Para outro vizinho do antigo estádio, o fim dos jogos não é motivo para lamentações. Tadeu Kreutz costumava assistir as partidas em décadas mais distantes. No entanto, algumas brigas o fizeram perder um pouco do gosto pelo esporte. Uma dessas ocorreu no início da década de 90, em uma partida entre Lajeadense e Grêmio. Vitória de 1×0 para o Alviazul, com gol de Denílson aos 40 da segunda etapa.

“Fui naquele jogo. Vi o gol e logo depois sair do estádio. Fui para casa. No caminho, pedia para conhecidos não atirarem pedras nos torcedores e no ônibus dos gremistas. Já havia muitos parabrisas quebrados”, lembra. Ele também deu “abrigo” para jovens torcedoras gremistas que estavam assustadas. “Eu e minha esposa demos água com açúcar para se acalmarem.”

Apesar da lembrança da violência, Tadeu se emociona ao lembrar das jovens torcedoras do Grêmio que se esconderam na casa dele. Isso porque, um mês depois, durante o período de natal, a família foi surpreendida com uma carta assinada pelas meninas. Era um agradecimento pela gentileza do casal de lajeadenses. “Foi de chorar. Mas eu disse: agora chega, não vou mais. Nem sei onde é o novo estádio.”

Jogador na década de 50, Maninho vendia espetinhos nos últimos anos do Florestal

Jogador na década de 50, Maninho vendia espetinhos nos últimos anos do Florestal

Saiba mais

O Estádio Florestal foi inaugurado em 1936 com uma partida diante do São José. O primeiro gol foi marcado por Antoninho, do Alviazul, e o goleiro era Eulálio Tombini. O padre Érico Schmidt deu o pontapé inicial do jogo. Um dos mais memoráveis jogos ocorreu em julho de 1981, quando mais de cinco mil pessoas compareceram ao estádio para um jogo entre Lajeadense e Internacional.

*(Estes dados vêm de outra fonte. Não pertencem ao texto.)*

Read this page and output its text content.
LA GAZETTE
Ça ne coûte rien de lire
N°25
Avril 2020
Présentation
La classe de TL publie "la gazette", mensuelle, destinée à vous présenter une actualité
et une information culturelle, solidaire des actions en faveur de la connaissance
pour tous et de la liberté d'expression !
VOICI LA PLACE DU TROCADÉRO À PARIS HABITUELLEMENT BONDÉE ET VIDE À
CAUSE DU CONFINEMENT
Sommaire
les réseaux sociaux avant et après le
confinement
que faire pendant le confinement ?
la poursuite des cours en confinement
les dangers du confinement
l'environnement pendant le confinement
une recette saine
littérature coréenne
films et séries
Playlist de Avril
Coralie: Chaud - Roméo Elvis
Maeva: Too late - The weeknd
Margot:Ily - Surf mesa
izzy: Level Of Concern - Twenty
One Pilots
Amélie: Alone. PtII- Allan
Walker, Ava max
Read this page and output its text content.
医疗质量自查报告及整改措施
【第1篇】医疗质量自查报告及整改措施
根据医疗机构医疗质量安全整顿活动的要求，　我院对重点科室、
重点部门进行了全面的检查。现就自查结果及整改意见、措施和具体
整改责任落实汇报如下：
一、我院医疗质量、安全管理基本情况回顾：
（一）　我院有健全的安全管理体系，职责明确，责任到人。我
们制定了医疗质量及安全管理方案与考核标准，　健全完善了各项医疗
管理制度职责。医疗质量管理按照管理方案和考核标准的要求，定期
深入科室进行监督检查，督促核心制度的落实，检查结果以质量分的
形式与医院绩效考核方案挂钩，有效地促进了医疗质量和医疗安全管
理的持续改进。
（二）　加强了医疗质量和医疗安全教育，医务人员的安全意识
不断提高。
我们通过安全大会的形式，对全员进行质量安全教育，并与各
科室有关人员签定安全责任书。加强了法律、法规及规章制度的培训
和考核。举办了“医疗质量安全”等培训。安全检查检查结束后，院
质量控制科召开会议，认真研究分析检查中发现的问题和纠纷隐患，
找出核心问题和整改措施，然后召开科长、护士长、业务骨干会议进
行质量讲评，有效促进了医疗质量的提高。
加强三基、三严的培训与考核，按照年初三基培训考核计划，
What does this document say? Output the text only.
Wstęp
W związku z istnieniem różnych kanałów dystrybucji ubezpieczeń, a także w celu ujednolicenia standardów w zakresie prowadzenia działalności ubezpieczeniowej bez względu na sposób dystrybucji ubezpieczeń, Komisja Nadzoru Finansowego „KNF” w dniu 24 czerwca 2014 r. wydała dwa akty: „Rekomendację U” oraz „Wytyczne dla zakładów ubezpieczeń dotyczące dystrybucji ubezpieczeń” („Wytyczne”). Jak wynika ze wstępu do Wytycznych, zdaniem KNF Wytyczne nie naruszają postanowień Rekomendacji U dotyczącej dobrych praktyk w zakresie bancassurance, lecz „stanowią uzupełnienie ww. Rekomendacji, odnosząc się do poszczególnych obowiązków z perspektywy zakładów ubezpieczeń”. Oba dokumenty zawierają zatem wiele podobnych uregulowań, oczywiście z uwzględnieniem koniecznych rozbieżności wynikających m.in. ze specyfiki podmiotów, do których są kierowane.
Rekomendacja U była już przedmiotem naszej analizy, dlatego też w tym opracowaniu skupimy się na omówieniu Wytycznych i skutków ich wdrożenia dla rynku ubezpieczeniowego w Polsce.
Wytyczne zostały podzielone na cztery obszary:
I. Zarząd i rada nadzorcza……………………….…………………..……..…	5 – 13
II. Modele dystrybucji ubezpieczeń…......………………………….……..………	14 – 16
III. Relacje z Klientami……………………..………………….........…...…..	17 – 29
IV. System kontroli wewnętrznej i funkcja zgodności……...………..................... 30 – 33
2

Falcão, craque do Internacional durante a década de 70 e início dos 80, havia sido vendido para a Roma e se despedia do time. Naquela noite de quinta-feira, o Lajeadense venceu por 1×0, com gol de Mauro Farias. Com o resultado, o Grêmio foi o campeão gaúcho. Pela Libertadores, o Inter disputaria o título na quarta-feira seguinte, contra o Nacional, em Montevidéu.